Le pactole est historique : 6,7 milliards de livres sterling. C'est le montant du contrat de droits télévisés de la Premier League pour la période 2025-2029. Une manne financière qui irrigue l'ensemble des vingt clubs de l'élite anglaise, soulevant une question centrale : cet afflux d'argent a-t-il réellement resserré les écarts et rendu la compétition plus imprévisible ? L'analyse des dépenses de l'été 2025 apporte des premiers éléments de réponse.
Des investissements contrastés dans le ventre mou
Contrairement à une idée reçue, les clubs de milieu de tableau n'ont pas systématiquement profité de cette rente pour défier les géants sur le marché des transferts. Les approches ont été très variées. Fulham a ainsi procédé avec une relative modestie, engageant 44,5 millions d'euros, dont 40 millions pour l'attaquant ukrainien Kevin, en provenance du Shakhtar Donetsk.
Vainqueur de la FA Cup, Crystal Palace, douzième la saison dernière, a investi un peu plus (55,3 millions d'euros), misant notamment sur l'ailier espagnol Yeremy Pino. La palme de l'ambition revient à Bournemouth, qui a engagé pas moins de 138,1 millions d'euros. Le défenseur français Bafodé Diakité (35M€) a été leur recrue la plus chère, mais le symbole réside dans l'achat à 15 millions d'euros du jeune arrière-centre serbe Veljko Milosavljevic. Un montant qui, il y a seulement six ans, était déboursé par Manchester United pour Dan James ou par Newcastle pour Allan Saint-Maximin, illustrant l'inflation vertigineuse du championnat.

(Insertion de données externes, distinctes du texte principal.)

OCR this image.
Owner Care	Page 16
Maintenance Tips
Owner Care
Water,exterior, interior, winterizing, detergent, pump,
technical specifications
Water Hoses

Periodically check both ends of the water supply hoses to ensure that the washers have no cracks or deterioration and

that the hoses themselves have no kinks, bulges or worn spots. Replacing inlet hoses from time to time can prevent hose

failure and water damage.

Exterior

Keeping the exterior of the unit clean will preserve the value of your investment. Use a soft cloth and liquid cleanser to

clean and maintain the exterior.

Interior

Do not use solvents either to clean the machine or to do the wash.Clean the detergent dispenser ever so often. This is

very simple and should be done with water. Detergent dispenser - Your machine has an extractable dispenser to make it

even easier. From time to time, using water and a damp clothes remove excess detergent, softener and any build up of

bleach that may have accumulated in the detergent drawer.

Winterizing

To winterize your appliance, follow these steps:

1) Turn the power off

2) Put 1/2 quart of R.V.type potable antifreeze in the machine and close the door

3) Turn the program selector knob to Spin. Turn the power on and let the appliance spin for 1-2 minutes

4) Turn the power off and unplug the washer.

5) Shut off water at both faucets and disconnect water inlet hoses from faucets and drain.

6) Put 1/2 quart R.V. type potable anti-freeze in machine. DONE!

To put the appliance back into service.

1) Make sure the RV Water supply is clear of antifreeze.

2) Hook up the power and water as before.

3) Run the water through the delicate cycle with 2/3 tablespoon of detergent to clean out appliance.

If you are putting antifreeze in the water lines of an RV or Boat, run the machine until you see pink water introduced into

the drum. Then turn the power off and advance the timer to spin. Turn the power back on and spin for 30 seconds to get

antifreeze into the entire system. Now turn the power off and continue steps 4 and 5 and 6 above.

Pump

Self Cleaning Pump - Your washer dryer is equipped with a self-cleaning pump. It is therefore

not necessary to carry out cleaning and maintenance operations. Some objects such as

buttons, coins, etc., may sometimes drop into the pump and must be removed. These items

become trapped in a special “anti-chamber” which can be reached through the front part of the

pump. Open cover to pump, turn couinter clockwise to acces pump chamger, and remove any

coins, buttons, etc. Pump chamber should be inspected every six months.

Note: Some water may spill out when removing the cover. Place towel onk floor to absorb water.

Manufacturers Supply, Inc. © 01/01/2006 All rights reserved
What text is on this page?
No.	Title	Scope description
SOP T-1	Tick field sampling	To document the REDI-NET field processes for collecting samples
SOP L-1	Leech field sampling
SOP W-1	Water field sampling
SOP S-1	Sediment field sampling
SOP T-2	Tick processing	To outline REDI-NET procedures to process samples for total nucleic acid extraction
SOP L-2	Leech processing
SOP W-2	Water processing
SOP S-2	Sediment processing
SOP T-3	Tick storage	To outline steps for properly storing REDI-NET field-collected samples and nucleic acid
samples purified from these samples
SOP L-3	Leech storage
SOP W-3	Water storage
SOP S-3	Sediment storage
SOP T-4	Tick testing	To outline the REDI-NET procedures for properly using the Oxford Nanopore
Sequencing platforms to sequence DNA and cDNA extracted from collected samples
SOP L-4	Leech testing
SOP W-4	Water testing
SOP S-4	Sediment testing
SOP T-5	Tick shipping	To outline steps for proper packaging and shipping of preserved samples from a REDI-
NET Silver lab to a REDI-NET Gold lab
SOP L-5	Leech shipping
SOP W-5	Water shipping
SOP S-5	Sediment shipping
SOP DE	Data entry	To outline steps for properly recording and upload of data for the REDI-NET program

Les géants maintiennent leur puissance de feu
Face à cela, les membres traditionnels du « Big Six » n'ont pas lésiné. Liverpool a été le plus dépensier de l'été avec un investissement colossal de 482,9 millions d'euros, recrutant des stars établies comme Alexander Isak (145M€), Florian Wirtz (125M€) et Hugo Ekitike (95M€). Leur achat de Milos Kerkez à Bournemouth (46,9M€) a d'ailleurs atténué la dépense nette des Cherries.
Dans son style habituel, Chelsea a mené un mercato très actif, avec des entrées à 339,15 millions et des sorties à 332,25 millions, faisant encore une fois appel au vivier de Brighton pour recruter Joao Pedro (63,7M€). Arsenal, vice-champion, a également renforcé son squad de manière significative avec Martin Zubimendi, Eberechi Eze, Viktor Gyokeres et Noni Madueke, entre autres.
Des stratégies plus sobres ont aussi été observées. Aston Villa, sixième, a même dégagé un bénéfice de 24,65 millions après la vente de Jacob Ramsey, se contentant du recrutement d'Evan Guessand. Manchester United, après une saison catastrophique (15e), a tenté de se racheter avec une mise de 250,7 millions d'euros sur Benjamin Sesko, Bryan Mbuemo et Matheus Cunha, sans pour autant sauver la place de l'entraîneur Ruben Amorim.
Sur le terrain, l'argent ne fait pas tout
La saison en cours démontre que la corrélation entre dépenses et résultats reste ténue. Bournemouth, après un bon départ, a dégringolé et lutte désormais contre la relégation. À l'inverse, Arsenal semble tirer un meilleur parti de ses investissements, avec des joueurs comme Zubimendi qui renforcent immédiatement le collectif.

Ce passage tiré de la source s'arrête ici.